Yesterday Prime Minister Scott Morrison said a foreign government was responsible for increasing cyber attacks on Australian governments and institutions, but did not name the country he believed was responsible.
On Friday evening China’s foreign ministry denied the communist country was to blame, and said the Australian Strategic Policy Institute (ASPI) think tank was the only organisation pointing to China.
“We’ve pointed out many times, this institute has long been receiving funding from US arms companies, and the attacks coming from the institute are completely baseless”, said Ministry of Foreign Affairs spokesman Zhao Lijian.
On Saturday ASPI’s executive director Peter Jennings described the Chinese claim as “laughable nonsense”.
“It really doesn’t stand up to much in the way of serious scrutiny,” he said.
“Yes indeed we do get a small proportion of our funding from companies Reich that which I am very proud of. I think they play an enormously important part in Australian security.”
Mr Jennings said ASPI’s recent research on China’s use of Uighur prisoners as forced labour and the country’s United Work Front department, responsible for pushing Chinese propaganda around the world, had made Chinese leaders “extremely” uncomfortable.
He said that may have been why ASPI was singled out this time, and said he believed there had been “a significant number of new [cyber] attacks which have not yet been frankly — and may never be publicly — reported”.

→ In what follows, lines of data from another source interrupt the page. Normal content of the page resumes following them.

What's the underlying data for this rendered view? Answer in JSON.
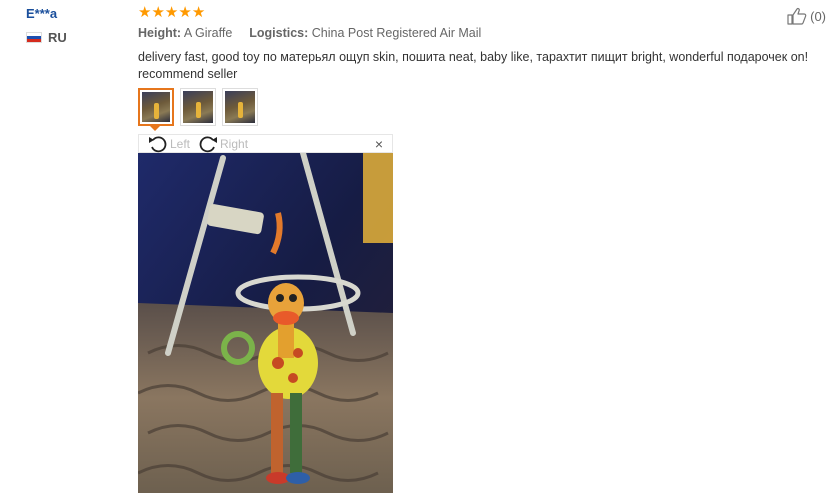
{
  "reviewer": {
    "name": "E***a",
    "country": "RU"
  },
  "review": {
    "rating": 5,
    "height_label": "Height:",
    "height_value": "A Giraffe",
    "logistics_label": "Logistics:",
    "logistics_value": "China Post Registered Air Mail",
    "text": "delivery fast, good toy по матерьял ощуп skin, пошита neat, baby like, тарахтит пищит bright, wonderful подарочек on! recommend seller"
  },
  "helpful": {
    "count": "(0)"
  },
  "viewer": {
    "left_label": "Left",
    "right_label": "Right",
    "close": "×"
  },
  "icons": {
    "like": "thumbs-up-icon",
    "rotate_left": "rotate-left-icon",
    "rotate_right": "rotate-right-icon",
    "close": "close-icon"
  },
  "colors": {
    "star": "#ff9900",
    "name": "#1a4f9c",
    "active_thumb": "#e6761c"
  }
}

“On the one hand, what we have over a period of years are very consistent Chinese interests in hacking our Parliament, which they did in 2011, the Bureau of Meteorology in 2016, the Australian National University in 2018.
“They are just the ones which found their way into the public realm.
“Beyond that, China is acting to infiltrate Parliament, political parties, government departments and businesses all the time.
“What is new, and I think what led to the Government’s press release yesterday, is that there is now a much higher intensity of that Chinese effort, which has come about mostly since the COVID virus.
“I think it’s just become so substantial, so overwhelming, that the government felt it necessary to go out yesterday to say what it did and to warn Australian businesses, in particular, that you need to get your cyber security up to standard if you are not to become subject to these attacks.”
ASPI clearly lists its sponsors, which include defence industry organisations such as Lockheed Martin, Thales and MBDA Missile Systems, on its website.
Mr Jennings said the defence industry played “an enormously important part in Australian security”.
“If you don’t support the Australian defence industry, effectively what you are doing is wanting the Australian Defence Force to be disarmed,” he said.